Tuesday, November 14, 2006

On Wednesday of last week, there was a book party & reading for Charles Bernstein’s latest collection, Girly Man, at Kelly Writer’s House. It was instructive to get to hear Bernstein & Barrett Watten in something akin to a back-to-back format to get a sense of just how very wide the range of poetries can be that are known historically as language writing, for while their deepest long-term goals are quite similar, their strategies as poets could not be further apart. Nor are these the only two poles of difference one might find among the langpos – take Clark Coolidge, especially the early work, & Rae Armantrout as two others & maybe you will start to get a sense of just how radically wide – or perhaps widely radical – langpo truly is. Maybe add another axis with Hannah Weiner & Tina Darragh as its “logical” pair of opposites. You could take any five of these examples & then pose the question about the sixth, Why is he/she a language poet? and it would almost feel like a plausible question.

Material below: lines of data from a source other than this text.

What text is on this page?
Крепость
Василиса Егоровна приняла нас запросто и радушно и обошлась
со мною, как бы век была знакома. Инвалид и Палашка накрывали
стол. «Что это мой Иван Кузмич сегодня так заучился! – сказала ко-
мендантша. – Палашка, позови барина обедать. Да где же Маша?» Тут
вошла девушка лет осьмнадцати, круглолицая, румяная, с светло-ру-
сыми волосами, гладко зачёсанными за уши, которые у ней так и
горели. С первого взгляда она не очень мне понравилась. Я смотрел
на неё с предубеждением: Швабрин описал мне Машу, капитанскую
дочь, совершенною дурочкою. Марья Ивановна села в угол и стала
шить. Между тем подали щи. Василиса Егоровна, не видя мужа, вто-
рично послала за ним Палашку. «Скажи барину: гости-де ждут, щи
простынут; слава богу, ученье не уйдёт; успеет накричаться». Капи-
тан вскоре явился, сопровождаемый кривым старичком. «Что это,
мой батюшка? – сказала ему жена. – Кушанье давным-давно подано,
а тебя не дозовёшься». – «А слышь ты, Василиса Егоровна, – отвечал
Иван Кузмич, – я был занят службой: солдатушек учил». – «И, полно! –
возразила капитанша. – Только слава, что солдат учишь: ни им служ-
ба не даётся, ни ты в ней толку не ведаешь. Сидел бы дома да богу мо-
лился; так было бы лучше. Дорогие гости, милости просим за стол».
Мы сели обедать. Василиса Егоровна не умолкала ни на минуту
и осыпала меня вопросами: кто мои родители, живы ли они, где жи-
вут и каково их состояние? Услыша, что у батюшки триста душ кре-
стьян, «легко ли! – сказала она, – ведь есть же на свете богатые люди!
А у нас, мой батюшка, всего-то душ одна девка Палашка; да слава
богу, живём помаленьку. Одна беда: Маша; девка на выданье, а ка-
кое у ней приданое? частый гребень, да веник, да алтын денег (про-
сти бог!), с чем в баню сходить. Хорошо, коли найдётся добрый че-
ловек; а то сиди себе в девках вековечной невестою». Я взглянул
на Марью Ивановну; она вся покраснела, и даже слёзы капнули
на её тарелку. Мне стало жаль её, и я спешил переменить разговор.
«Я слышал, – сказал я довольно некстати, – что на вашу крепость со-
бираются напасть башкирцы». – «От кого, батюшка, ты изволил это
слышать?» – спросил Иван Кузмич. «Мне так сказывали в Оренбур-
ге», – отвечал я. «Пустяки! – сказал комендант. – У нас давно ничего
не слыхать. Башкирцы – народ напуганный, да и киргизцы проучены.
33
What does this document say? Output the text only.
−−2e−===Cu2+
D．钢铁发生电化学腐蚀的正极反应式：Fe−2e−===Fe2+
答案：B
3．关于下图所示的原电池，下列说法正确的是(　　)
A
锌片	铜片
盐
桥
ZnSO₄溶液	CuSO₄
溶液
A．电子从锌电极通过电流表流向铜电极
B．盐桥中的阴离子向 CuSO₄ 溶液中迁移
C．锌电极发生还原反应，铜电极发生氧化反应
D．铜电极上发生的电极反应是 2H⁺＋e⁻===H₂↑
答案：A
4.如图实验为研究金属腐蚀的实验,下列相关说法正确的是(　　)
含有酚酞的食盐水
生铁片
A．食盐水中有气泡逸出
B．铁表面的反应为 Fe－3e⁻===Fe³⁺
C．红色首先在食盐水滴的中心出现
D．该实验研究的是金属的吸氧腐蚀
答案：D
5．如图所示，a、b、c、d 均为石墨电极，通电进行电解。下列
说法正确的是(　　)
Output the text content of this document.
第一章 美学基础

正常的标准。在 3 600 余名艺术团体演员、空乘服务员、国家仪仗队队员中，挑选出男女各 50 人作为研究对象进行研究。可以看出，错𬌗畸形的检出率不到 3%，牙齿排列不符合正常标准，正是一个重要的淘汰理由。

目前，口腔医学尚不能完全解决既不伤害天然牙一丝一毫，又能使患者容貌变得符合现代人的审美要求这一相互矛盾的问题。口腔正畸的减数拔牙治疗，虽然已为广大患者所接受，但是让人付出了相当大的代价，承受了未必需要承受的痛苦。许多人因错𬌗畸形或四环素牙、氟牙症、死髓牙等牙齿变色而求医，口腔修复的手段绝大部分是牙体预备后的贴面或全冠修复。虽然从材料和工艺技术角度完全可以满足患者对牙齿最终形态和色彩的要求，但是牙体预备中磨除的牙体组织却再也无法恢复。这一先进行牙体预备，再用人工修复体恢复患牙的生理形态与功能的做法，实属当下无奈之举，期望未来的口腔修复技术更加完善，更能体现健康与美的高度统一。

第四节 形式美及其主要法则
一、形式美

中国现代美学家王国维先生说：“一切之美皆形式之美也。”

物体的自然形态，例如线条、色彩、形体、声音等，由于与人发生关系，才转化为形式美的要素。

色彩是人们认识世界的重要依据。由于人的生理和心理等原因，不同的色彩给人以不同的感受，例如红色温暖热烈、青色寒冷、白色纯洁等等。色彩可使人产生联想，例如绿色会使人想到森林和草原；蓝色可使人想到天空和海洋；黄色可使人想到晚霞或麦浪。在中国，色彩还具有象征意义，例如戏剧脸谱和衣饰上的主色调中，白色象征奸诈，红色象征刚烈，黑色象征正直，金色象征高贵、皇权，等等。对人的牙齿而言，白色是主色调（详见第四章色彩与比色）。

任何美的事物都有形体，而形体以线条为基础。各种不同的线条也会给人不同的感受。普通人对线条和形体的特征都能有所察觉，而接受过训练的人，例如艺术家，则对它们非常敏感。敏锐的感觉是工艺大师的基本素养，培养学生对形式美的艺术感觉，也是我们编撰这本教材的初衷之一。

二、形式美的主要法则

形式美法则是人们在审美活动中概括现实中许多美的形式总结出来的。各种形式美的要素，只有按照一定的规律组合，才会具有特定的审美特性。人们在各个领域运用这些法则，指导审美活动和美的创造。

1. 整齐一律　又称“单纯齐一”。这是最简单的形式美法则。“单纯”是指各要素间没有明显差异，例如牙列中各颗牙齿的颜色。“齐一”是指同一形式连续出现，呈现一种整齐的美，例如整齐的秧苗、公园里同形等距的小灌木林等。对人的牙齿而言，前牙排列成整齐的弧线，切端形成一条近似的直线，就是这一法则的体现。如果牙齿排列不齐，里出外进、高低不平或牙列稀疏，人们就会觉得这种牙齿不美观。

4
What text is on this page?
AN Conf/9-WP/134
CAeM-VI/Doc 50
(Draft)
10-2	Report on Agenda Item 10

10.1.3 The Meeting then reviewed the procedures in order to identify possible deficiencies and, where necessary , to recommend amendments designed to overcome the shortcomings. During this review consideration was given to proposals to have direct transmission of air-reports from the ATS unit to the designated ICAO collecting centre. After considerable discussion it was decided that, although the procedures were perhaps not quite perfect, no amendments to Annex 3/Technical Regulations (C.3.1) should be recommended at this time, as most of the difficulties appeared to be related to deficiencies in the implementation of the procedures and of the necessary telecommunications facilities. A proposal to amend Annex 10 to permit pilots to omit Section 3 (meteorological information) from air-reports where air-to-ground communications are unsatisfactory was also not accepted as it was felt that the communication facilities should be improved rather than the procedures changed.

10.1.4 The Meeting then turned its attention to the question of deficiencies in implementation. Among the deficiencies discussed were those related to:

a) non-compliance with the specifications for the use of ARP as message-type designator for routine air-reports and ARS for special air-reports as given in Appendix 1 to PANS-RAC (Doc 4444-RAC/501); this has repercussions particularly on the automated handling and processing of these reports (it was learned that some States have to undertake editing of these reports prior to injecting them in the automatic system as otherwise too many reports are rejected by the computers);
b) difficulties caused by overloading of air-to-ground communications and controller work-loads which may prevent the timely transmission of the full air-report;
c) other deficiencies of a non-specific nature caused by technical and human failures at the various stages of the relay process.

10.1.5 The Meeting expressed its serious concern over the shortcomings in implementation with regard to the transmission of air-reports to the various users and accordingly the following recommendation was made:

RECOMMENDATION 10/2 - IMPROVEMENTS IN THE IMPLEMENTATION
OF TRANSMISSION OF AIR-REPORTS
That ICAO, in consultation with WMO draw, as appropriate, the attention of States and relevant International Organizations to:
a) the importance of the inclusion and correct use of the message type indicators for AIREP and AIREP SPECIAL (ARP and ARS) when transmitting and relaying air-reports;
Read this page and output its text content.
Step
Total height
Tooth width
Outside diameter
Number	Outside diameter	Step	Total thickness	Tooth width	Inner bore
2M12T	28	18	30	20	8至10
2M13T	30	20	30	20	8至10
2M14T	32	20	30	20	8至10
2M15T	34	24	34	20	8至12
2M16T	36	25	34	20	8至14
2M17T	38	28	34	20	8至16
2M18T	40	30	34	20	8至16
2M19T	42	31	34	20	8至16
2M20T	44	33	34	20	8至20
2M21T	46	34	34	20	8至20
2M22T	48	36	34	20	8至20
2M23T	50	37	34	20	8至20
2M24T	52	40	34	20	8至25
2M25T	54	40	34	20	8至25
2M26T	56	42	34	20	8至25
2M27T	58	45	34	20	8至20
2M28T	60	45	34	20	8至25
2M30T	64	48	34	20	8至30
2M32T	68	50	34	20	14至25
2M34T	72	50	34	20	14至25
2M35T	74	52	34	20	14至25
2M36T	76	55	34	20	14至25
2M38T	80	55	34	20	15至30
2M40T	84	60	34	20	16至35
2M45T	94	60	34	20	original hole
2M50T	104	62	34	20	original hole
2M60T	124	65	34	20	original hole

Of all the language poets, Watten is perhaps the closest to the tradition of the troubadours, and especially of the concept of trobar clus, a literature that pulls out all the stops & tries to be all that language might be, that makes conscious demands on readers & expects them to actually want these demands, & to understand the pleasure that comes in reading a dense (if not “difficult”) text. The experience at the end of one of Watten’s works, especially those that go more than a single page, is not dissimilar from the feeling one has at the end of a good workout in the weight training facility, or perhaps great sex – one feels the muscles used, there is a “burn” that lingers, an exhilaration integral to the event. The ambivalence and irony that circulate about the title of Watten’s masterpiece, Progress, operate on so many different levels, for example, that one never fully exhausts them: it is true & not true at a dizzying rate.

This approach places Watten into a literary tradition that has clear antecedents in the work & life of Louis Zukofsky, with some aspects of Ezra Pound, with the Williams of Spring & All, and beyond them with the critical writing – and the role of critical writing – of Coleridge. If Watten is a troubadour, he is most definitely an Enlightenment one. He comes closer to Habermas’ model of returning to modernism – Watten’s preferred term is constructivism – and this time getting it right than any other poet I have ever met. As a result, Watten is the ideal test case for an argument – my argument, anyway – that langpo ultimately is not post-modern, but rather an argument with modernism & postmodernism alike.

If Watten’s approach to the reader is in your face, Bernstein comes from virtually every other direction. He is the most Brechtian poet America has yet produced, concerned not with demonstrating everything language can be (indeed, there is a deliberate slightness to his writing), but rather unveiling all the social processes through which we process – and by inference misprocess, dysprocess, malprocess – all the language we consume. I sometimes imagine Watten’s poems as being not unlike the monolith in the film 2001: A Space Odyssey. They’re inescapable & force readers to confront the Other. Bernstein’s poems, in contrast, are more like the deadpan (but deadly) computer HAL in that same flick: I’m sorry, Dave. I cannot do that.

I think it’s easy – and this is the primary risk in Bernstein’s work – to mistake him for, or take him merely as, a “funny poet,” the hip version of Billy Collins. It’s possible to read Girly Man just this way, consuming it straight through because it goes down as easily as a comic novel. In fact, a good reading of this book would prove to be almost the antithesis of that. Take a look, for example, at this close reading I did more than three years ago of “Thank You for Saying Thank You,” one of the key poems collected in this edition. It is, of course, completely possible to read that poem straight through, to sense the ironies, and to move on. But to actually read the poem takes an effort of a whole other order. And the poem doesn’t necessarily let you know that.

I vacillate as to whether Watten or Bernstein has the much more reader friendly model for poetry. In one sense, you can get there, wherever there might be, either way. But it is possible – I know because I’ve heard people make the argument – to say that Watten writes only for those willing to make the effort to get deeply into his poems & that to others his work can seem intimidating. However, Bernstein writes in a way that allows some – how many is anybody’s guess – to think they’re reading him when they’re not getting it at all. That is exactly the point being made in “Thank You for Saying Thank You,” but how many will really follow through, acting on the implications of that text? Watten comes as close as is humanly possible to ensuring that nobody who attempts to read his poetry seriously is going to misread it. Bernstein flirts with that result all the time.

One consequence of this is that I know readers who love one of these poets & despise – basically just don’t get – the other. My argument would be that you need to understand, to really “grok” in Robert Heinlein’s sense of that term, the logic within each path. Both, I would argue, are absolutely necessary.